I'm at the point now that if I get a CAPTCHA, I'm just going to leave the site. I'll spend my money elsewhere or find an alternative

— Source: reddit.com

CAPTCHAs also come with serious accessibility concerns. For example, blind users have to get a special cookie that lets them get past hCaptcha without a challenge. Audio-based alternatives have similar issues.

The human and environmental cost is significant as a 2023 study of UC Irvine shows:

Metric
Time Wasted
Value
819 million hours
Metric
Average Solve Time
Value
3.53 seconds
Metric
Economic Cost
Value
$6.1 billion
Metric
Bandwidth Consumed
Value
134 Petabytes
Metric
Energy Usage
Value
7.5 million kWhs
Metric
CO2 Emissions
Value
7.5 million pounds

*Based on an estimated 512 billion CAPTCHAs completed globally between 2010-2023.

Despite all the drawbacks, CAPTCHAs still work well for raising the cost of successful spamming above the expected payoff. Solving them at scale remains expensive, and it would be uneconomical for most bad actors.

Poisoning training data

As traditional defenses fail, website owners are becoming more creative by trying to poison the LLM training data the crawlers are collecting.

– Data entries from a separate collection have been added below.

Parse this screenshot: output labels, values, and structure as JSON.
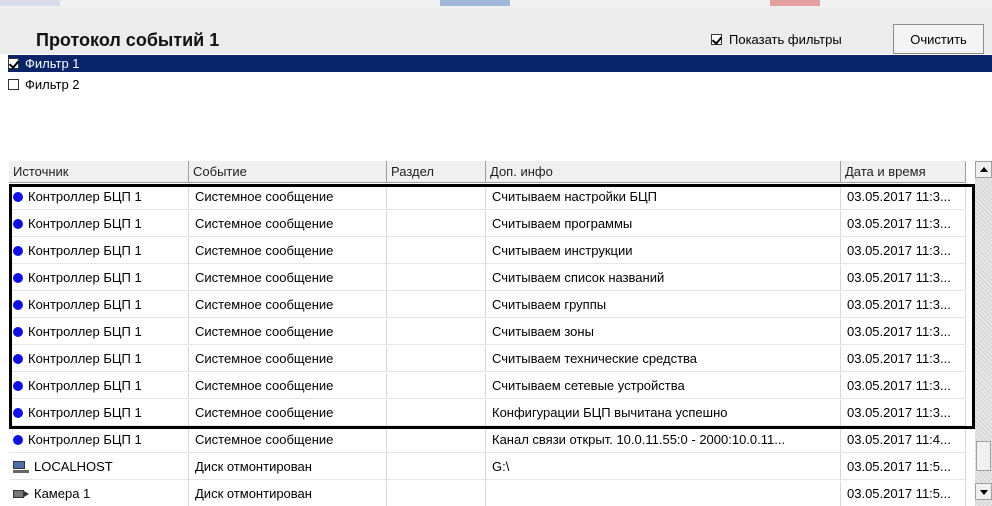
{
  "header": {
    "title": "Протокол событий 1",
    "show_filters_label": "Показать фильтры",
    "show_filters_checked": true,
    "clear_label": "Очистить"
  },
  "filters": [
    {
      "label": "Фильтр 1",
      "checked": true,
      "selected": true
    },
    {
      "label": "Фильтр 2",
      "checked": false,
      "selected": false
    }
  ],
  "table": {
    "columns": [
      "Источник",
      "Событие",
      "Раздел",
      "Доп. инфо",
      "Дата и время"
    ],
    "rows": [
      {
        "icon": "blue-dot-icon",
        "source": "Контроллер БЦП 1",
        "event": "Системное сообщение",
        "section": "",
        "info": "Считываем настройки БЦП",
        "datetime": "03.05.2017 11:3..."
      },
      {
        "icon": "blue-dot-icon",
        "source": "Контроллер БЦП 1",
        "event": "Системное сообщение",
        "section": "",
        "info": "Считываем программы",
        "datetime": "03.05.2017 11:3..."
      },
      {
        "icon": "blue-dot-icon",
        "source": "Контроллер БЦП 1",
        "event": "Системное сообщение",
        "section": "",
        "info": "Считываем инструкции",
        "datetime": "03.05.2017 11:3..."
      },
      {
        "icon": "blue-dot-icon",
        "source": "Контроллер БЦП 1",
        "event": "Системное сообщение",
        "section": "",
        "info": "Считываем список названий",
        "datetime": "03.05.2017 11:3..."
      },
      {
        "icon": "blue-dot-icon",
        "source": "Контроллер БЦП 1",
        "event": "Системное сообщение",
        "section": "",
        "info": "Считываем группы",
        "datetime": "03.05.2017 11:3..."
      },
      {
        "icon": "blue-dot-icon",
        "source": "Контроллер БЦП 1",
        "event": "Системное сообщение",
        "section": "",
        "info": "Считываем зоны",
        "datetime": "03.05.2017 11:3..."
      },
      {
        "icon": "blue-dot-icon",
        "source": "Контроллер БЦП 1",
        "event": "Системное сообщение",
        "section": "",
        "info": "Считываем технические средства",
        "datetime": "03.05.2017 11:3..."
      },
      {
        "icon": "blue-dot-icon",
        "source": "Контроллер БЦП 1",
        "event": "Системное сообщение",
        "section": "",
        "info": "Считываем сетевые устройства",
        "datetime": "03.05.2017 11:3..."
      },
      {
        "icon": "blue-dot-icon",
        "source": "Контроллер БЦП 1",
        "event": "Системное сообщение",
        "section": "",
        "info": "Конфигурации БЦП вычитана успешно",
        "datetime": "03.05.2017 11:3..."
      },
      {
        "icon": "blue-dot-icon",
        "source": "Контроллер БЦП 1",
        "event": "Системное сообщение",
        "section": "",
        "info": "Канал связи открыт. 10.0.11.55:0 - 2000:10.0.11...",
        "datetime": "03.05.2017 11:4..."
      },
      {
        "icon": "computer-icon",
        "source": "LOCALHOST",
        "event": "Диск отмонтирован",
        "section": "",
        "info": "G:\\",
        "datetime": "03.05.2017 11:5..."
      },
      {
        "icon": "camera-icon",
        "source": "Камера 1",
        "event": "Диск отмонтирован",
        "section": "",
        "info": "",
        "datetime": "03.05.2017 11:5..."
      }
    ]
  }
}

Two libraries I've recently discovered:

  • Nepenthes: Traps AI crawlers in endless loops of nonsensical content and specifically targets known AI company IP ranges
  • Quixotic: Subtly alters content using Markov chains to make it useless for LLM training

Some administrators even set up honeypot pages. They put links somewhere in their site that no human would visit, disallow it in the robots.txt, then ban any IP address that visits the link.

The arms race continues, with both protection and circumvention becoming more costly and sophisticated.

The Path Forward

Standardized agent interfaces

Rather than continuing the arms race, a more sustainable solution may be developing standardized interfaces for agent-software interaction. This would allow websites to maintain control while providing structured access to their content.

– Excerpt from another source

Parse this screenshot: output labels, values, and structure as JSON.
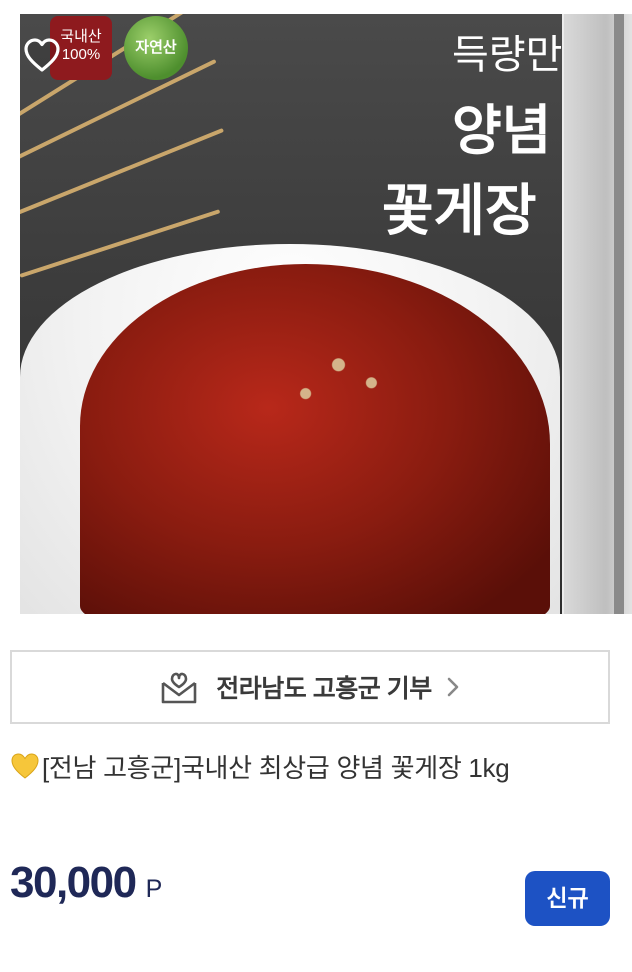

Anthropic's Model Context Protocol (MCP) offers an open protocol that standardizes how applications provide context to AI agents. These specifications could evolve into industry standards, similar to how RSS feeds once (tried to) standardized content syndication.

Content monetization

The rise of AI search engines has disrupted traditional web economics. When LLMs provide direct answers without prominently linking to sources, content creators lose both traffic and advertising revenue. If there would be a way a website can sell data to an LLM provider rather than being constantly DDoS'd by a crawler, that could work.

This likely won't work for any smaller content providers as the large AI players will only pay for data when it's owned by someone with scary enough lawyers. That's why we have seen wave of negotiations and conflicts between media companies and AI companies:

  • Google and OpenAI closed deals with Reddit
  • Axel Springer's licensing agreement with OpenAI
  • AP news-sharing and tech deal with OpenAI
  • Agence France-Presse (AFP) and Mistral AI have entered into a multi-year partnership

Several startups are now developing platforms to help with content licensing for AI training. Established players like Cloudflare are probably best positioned to license content at scale as they already own most of the web traffic.

Human verification

The limitations of CAPTCHAs have lead to exploration of more reliable methods to distinguish humans from bots.
World(coin) is working verifying users online as a biological human with biometric data through their World ID system. Ironically, Sam Altman is a major investor in them, leading one of the primary companies whose AI models drive increased bot traffic

Conclusion

Are we heading towards a "dead internet" where most of the internet is fake and mainly consists of bots? No. But we are moving toward a web where automated agents and humans will increasingly coexist as equal participants. The challenge isn't stopping bots - it's building systems that enable beneficial automation while protecting against abusive AI crawlers that threaten both infrastructure and business models of websites.

This will require rethinking how good bots and humans coexist on the web, without further increasing costs and frustrations to protect us from bad bots.